Nenhuma imagem foi tão simbólica do sofrimento dos migrantes internacionais quanto esta. O menino sírio Alan Kurdi, de apenas três anos, foi encontrado sem vida numa praia da Turquia em setembro de 2015. Ele morreu afogado, com a mãe e o irmão, depois do naufrágio do bote que usavam para tentar chegar à Europa.
Estavam em um grupo que fugia da guerra civil e da violência do grupo autodenominado Estado Islâmico na Síria. O retrato da morte de Alan não apenas deu um rosto para a massa de refugiados que cruzavam o mar Mediterrâneo em busca de uma nova vida. Também acordou a comunidade internacional para um dos mais graves problemas sociais do início do século 21.

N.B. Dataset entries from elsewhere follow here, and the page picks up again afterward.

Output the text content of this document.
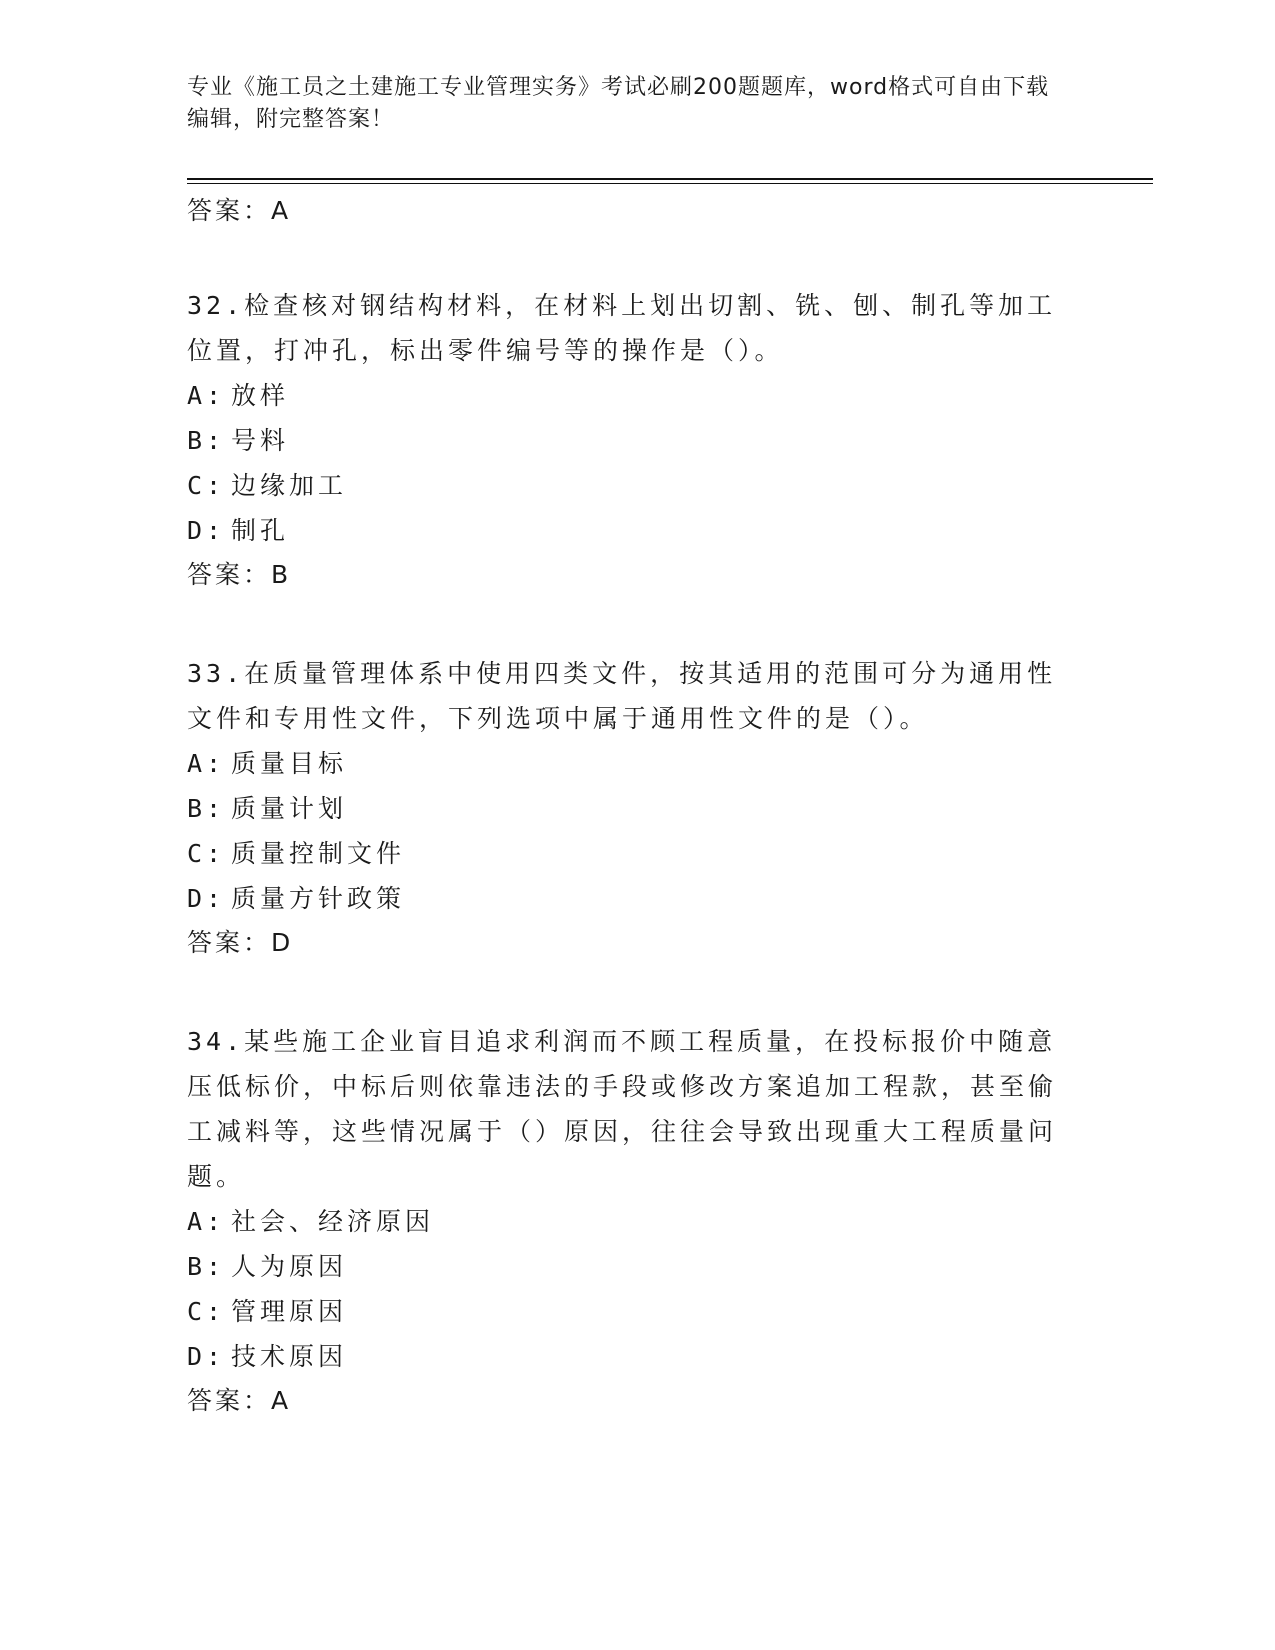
专业《施工员之土建施工专业管理实务》考试必刷200题题库，word格式可自由下载编辑，附完整答案！
答案：A
32.检查核对钢结构材料，在材料上划出切割、铣、刨、制孔等加工位置，打冲孔，标出零件编号等的操作是（）。
A: 放样
B: 号料
C: 边缘加工
D: 制孔
答案：B
33.在质量管理体系中使用四类文件，按其适用的范围可分为通用性文件和专用性文件，下列选项中属于通用性文件的是（）。
A: 质量目标
B: 质量计划
C: 质量控制文件
D: 质量方针政策
答案：D
34.某些施工企业盲目追求利润而不顾工程质量，在投标报价中随意压低标价，中标后则依靠违法的手段或修改方案追加工程款，甚至偷工减料等，这些情况属于（）原因，往往会导致出现重大工程质量问题。
A: 社会、经济原因
B: 人为原因
C: 管理原因
D: 技术原因
答案：A
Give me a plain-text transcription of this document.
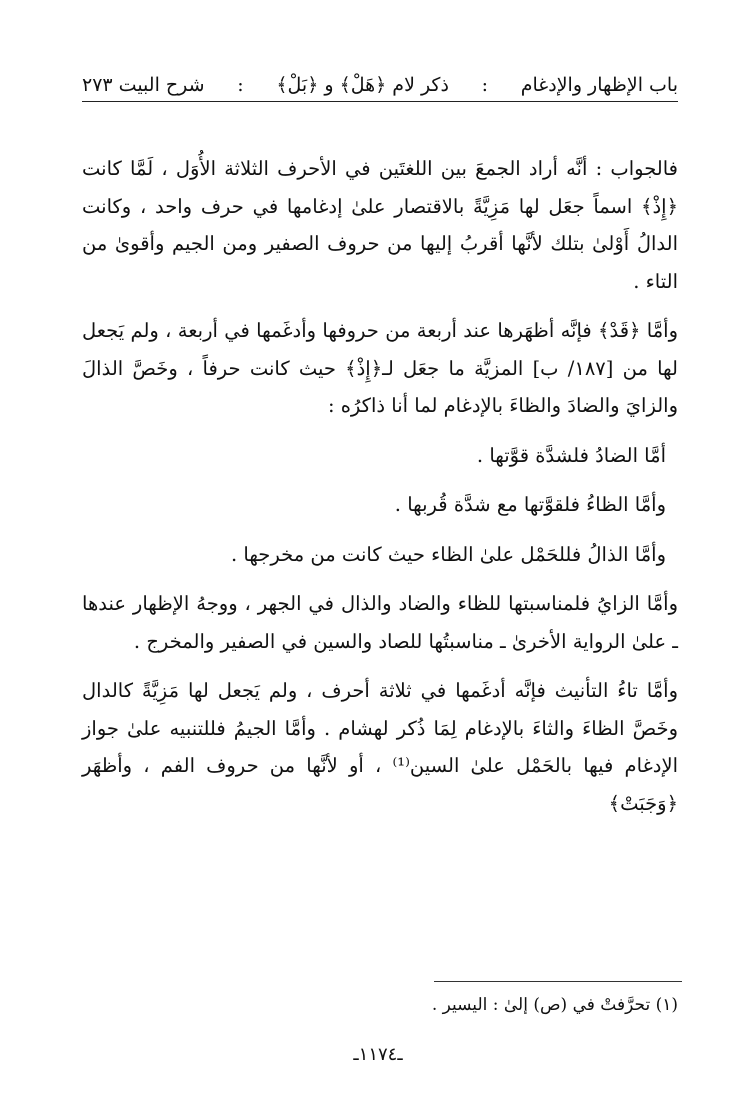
باب الإظهار والإدغام
:
ذكر لام ﴿هَلْ﴾ و ﴿بَلْ﴾
:
شرح البيت ٢٧٣

فالجواب : أنَّه أراد الجمعَ بين اللغتَين في الأحرف الثلاثة الأُوَل ، لَمَّا كانت ﴿إِذْ﴾ اسماً جعَل لها مَزِيَّةً بالاقتصار علىٰ إدغامها في حرف واحد ، وكانت الدالُ أَوْلىٰ بتلك لأنَّها أقربُ إليها من حروف الصفير ومن الجيم وأقوىٰ من التاء .

وأمَّا ﴿قَدْ﴾ فإنَّه أظهَرها عند أربعة من حروفها وأدغَمها في أربعة ، ولم يَجعل لها من [١٨٧/ ب] المزيَّة ما جعَل لـ﴿إِذْ﴾ حيث كانت حرفاً ، وخَصَّ الذالَ والزايَ والضادَ والظاءَ بالإدغام لما أنا ذاكرُه :

أمَّا الضادُ فلشدَّة قوَّتها .

وأمَّا الظاءُ فلقوَّتها مع شدَّة قُربها .

وأمَّا الذالُ فللحَمْل علىٰ الظاء حيث كانت من مخرجها .

وأمَّا الزايُ فلمناسبتها للظاء والضاد والذال في الجهر ، ووجهُ الإظهار عندها ـ علىٰ الرواية الأخرىٰ ـ مناسبتُها للصاد والسين في الصفير والمخرج .

وأمَّا تاءُ التأنيث فإنَّه أدغَمها في ثلاثة أحرف ، ولم يَجعل لها مَزِيَّةً كالدال وخَصَّ الظاءَ والثاءَ بالإدغام لِمَا ذُكر لهشام . وأمَّا الجيمُ فللتنبيه علىٰ جواز الإدغام فيها بالحَمْل علىٰ السين⁽¹⁾ ، أو لأنَّها من حروف الفم ، وأظهَر ﴿وَجَبَتْ﴾

(١) تحرَّفتْ في (ص) إلىٰ : اليسير .
ـ١١٧٤ـ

Eu sou Camilla Veras Mota, da BBC News Brasil, e este é mais um vídeo da série 21 notícias que marcaram o século 21. Nele, falamos do drama da imigração forçada. Um problema que continua aumentando em escala enquanto a guerra na Ucrânia, os persistentes conflitos em várias partes do mundo, a pobreza extrema e as catástrofes climáticas expulsam cada vez mais pessoas de suas terras.
Em maio de 2022, pela primeira vez na história passou de 100 milhões o número de pessoas forçadas a deixar suas casas – algo que a agência de refugiados da ONU chamou de um “marco inacreditável”. É o equivalente a quase metade da população brasileira. A crise mais recente é no coração da Europa – e já é uma das maiores das últimas décadas.
Desde que a Rússia iniciou o bombardeio da Ucrânia, em 24 de fevereiro, um terço da população ucraniana precisou fugir, segundo estimativas da ONU. Uma parte delas conseguiu voltar, mas a maioria, não. Cinco milhões de ucranianos foram para países vizinhos, como a própria Rússia, a Polônia e a Moldávia, e sete milhões estão deslocados dentro do território ucraniano.
Essa crise foi marcada por cenas de desespero e sofrimento nas fronteiras, mas também por demonstrações de solidariedade e acolhimento aos ucranianos refugiados. Esse centro de boas-vindas no País de Gales é um bom exemplo. Mas os imigrantes nem sempre recebem boas-vindas.
Muito pelo contrário. Em um momento de ascensão do nacionalismo, da proteção do mercado de trabalho e de discussões sobre identidade nacional, muitos governos e cidadãos não veem com bons olhos a entrada de imigrantes em seus territórios. Donald Trump chegou à Presidência dos Estados Unidos em 2016 prometendo um controle imigratório muito mais rígido das fronteiras terrestres americanas.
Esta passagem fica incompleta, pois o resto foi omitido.